From the Numismatic News 60th Anniversary Special Issue – Richard Becker • Davie, Fla.
It was 1962, I had been married six months and I had been collecting coins for about a year with a specific interest in Canada.
One weekend our local church was sponsoring an antique show, which I attended. One antique dealer had a coin that caught my attention. It was a U.S. 1802 5-cent silver and was priced at $200.
Not being very knowledgeable regarding U.S. coins I asked her why it was priced so high. She showed me a U.S. Red Book that said it was worth $200 in the lowest grade.
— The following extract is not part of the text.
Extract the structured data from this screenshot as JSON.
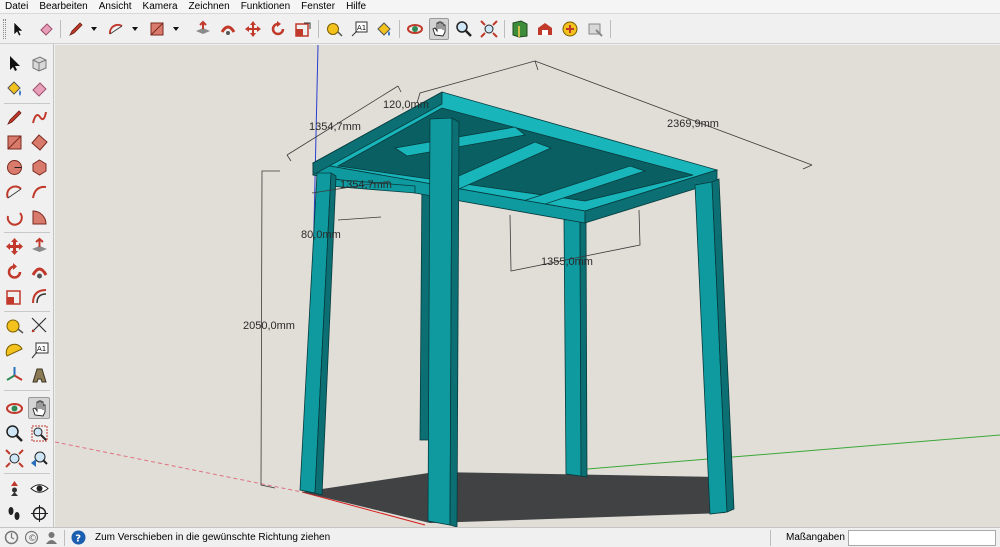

However this coin was damaged. I remember it had all details showing but the edge had been crimped in several places where it looked like it had been used as a screwdriver.
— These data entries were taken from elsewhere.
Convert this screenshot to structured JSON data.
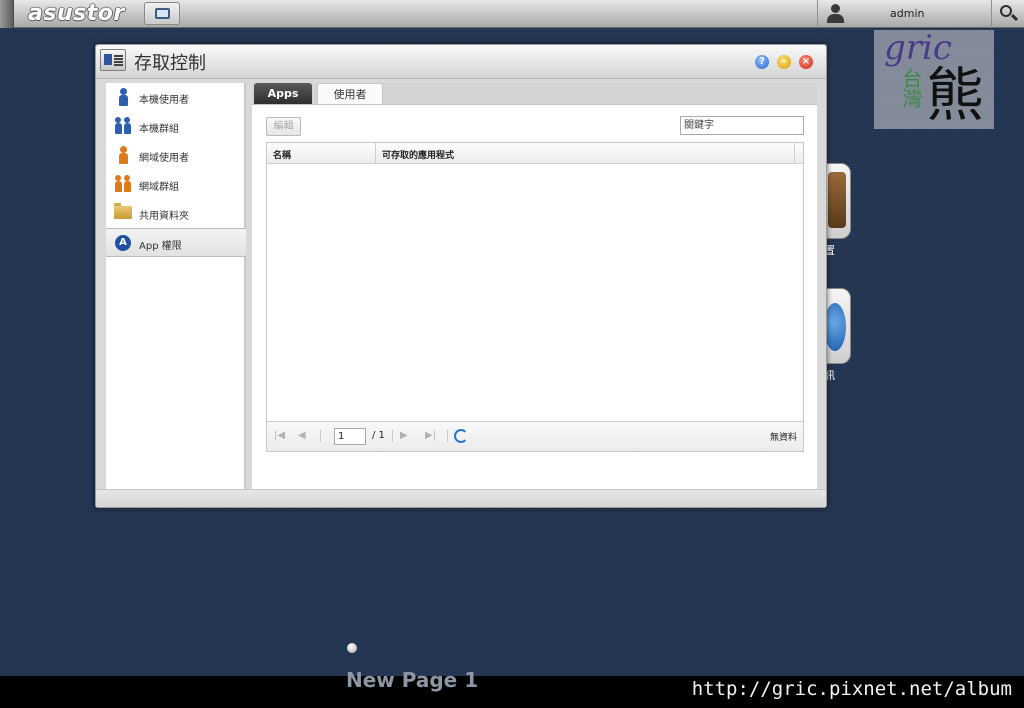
{
  "topbar": {
    "brand": "asustor",
    "user": "admin"
  },
  "watermark": {
    "script": "gric",
    "chars_small": "台灣",
    "char_big": "熊"
  },
  "desktop": {
    "icon_label_1": "置",
    "icon_label_2": "訊",
    "page_name": "New Page 1",
    "footer_url": "http://gric.pixnet.net/album"
  },
  "window": {
    "title": "存取控制",
    "help_glyph": "?",
    "min_glyph": "–",
    "close_glyph": "×"
  },
  "sidebar": {
    "items": [
      {
        "label": "本機使用者"
      },
      {
        "label": "本機群組"
      },
      {
        "label": "網域使用者"
      },
      {
        "label": "網域群組"
      },
      {
        "label": "共用資料夾"
      },
      {
        "label": "App 權限"
      }
    ],
    "active_index": 5
  },
  "tabs": [
    {
      "label": "Apps",
      "active": true
    },
    {
      "label": "使用者",
      "active": false
    }
  ],
  "toolbar": {
    "edit_label": "編輯",
    "keyword_placeholder": "關鍵字"
  },
  "table": {
    "columns": [
      "名稱",
      "可存取的應用程式"
    ],
    "rows": []
  },
  "pager": {
    "page": "1",
    "total": "/ 1",
    "first_glyph": "|◀",
    "prev_glyph": "◀",
    "next_glyph": "▶",
    "last_glyph": "▶|",
    "empty_text": "無資料"
  },
  "colors": {
    "accent": "#2d5fb0",
    "desktop_bg": "#243553"
  },
  "icons": [
    "user-icon",
    "search-icon",
    "desktop-icon",
    "help-icon",
    "minimize-icon",
    "close-icon",
    "user-blue-icon",
    "group-blue-icon",
    "user-orange-icon",
    "group-orange-icon",
    "folder-icon",
    "app-permission-icon",
    "refresh-icon"
  ]
}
I pointed this out to her and I told her that I would offer her 10 percent of the Red Book price due to the damage. I felt that I could possibly trade it to one of my collecting friends for some Canadian coin that would be worth more than that.
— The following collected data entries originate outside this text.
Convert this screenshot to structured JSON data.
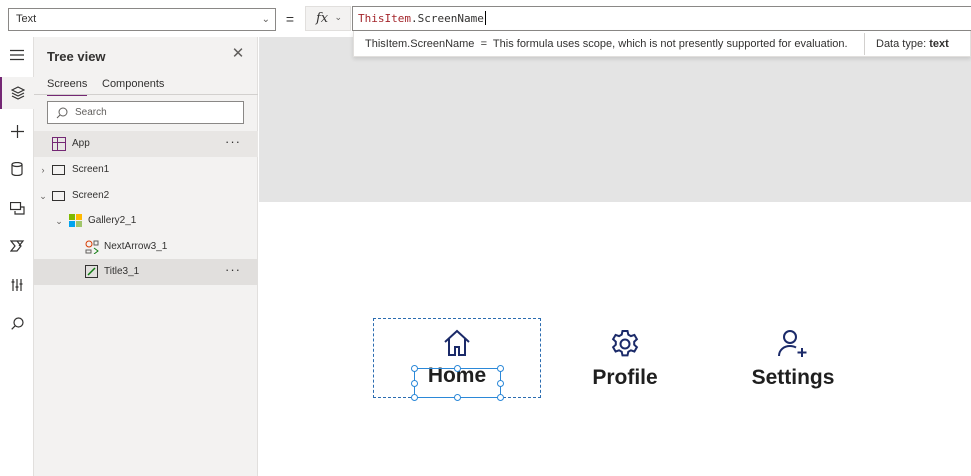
{
  "formula_bar": {
    "property": "Text",
    "equals": "=",
    "fx": "fx",
    "formula_object": "ThisItem",
    "formula_rest": ".ScreenName"
  },
  "eval_tooltip": {
    "expression": "ThisItem.ScreenName",
    "equals": "=",
    "message": "This formula uses scope, which is not presently supported for evaluation.",
    "data_type_label": "Data type:",
    "data_type_value": "text"
  },
  "tree_view": {
    "title": "Tree view",
    "tabs": [
      {
        "label": "Screens",
        "active": true
      },
      {
        "label": "Components",
        "active": false
      }
    ],
    "search_placeholder": "Search",
    "nodes": [
      {
        "label": "App",
        "more": "···"
      },
      {
        "label": "Screen1"
      },
      {
        "label": "Screen2"
      },
      {
        "label": "Gallery2_1"
      },
      {
        "label": "NextArrow3_1"
      },
      {
        "label": "Title3_1",
        "more": "···"
      }
    ]
  },
  "canvas": {
    "items": [
      {
        "label": "Home",
        "icon": "home-icon"
      },
      {
        "label": "Profile",
        "icon": "gear-icon"
      },
      {
        "label": "Settings",
        "icon": "add-user-icon"
      }
    ]
  },
  "colors": {
    "accent": "#742774",
    "selection": "#2b88d8",
    "icon_navy": "#1b2a69"
  }
}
She agreed and I went home with it for $20. I later traded the 1802 U.S. 5-cent silver piece for some really “keen” Canadian cents that I needed for my collection.
It was not until some years later that I realized that I had purchased, and traded off, a much rarer coin than I ever imagined at that time.
Today it is considered one of the major U.S. rarities and, even damaged, would bring thousands of dollars in any auction.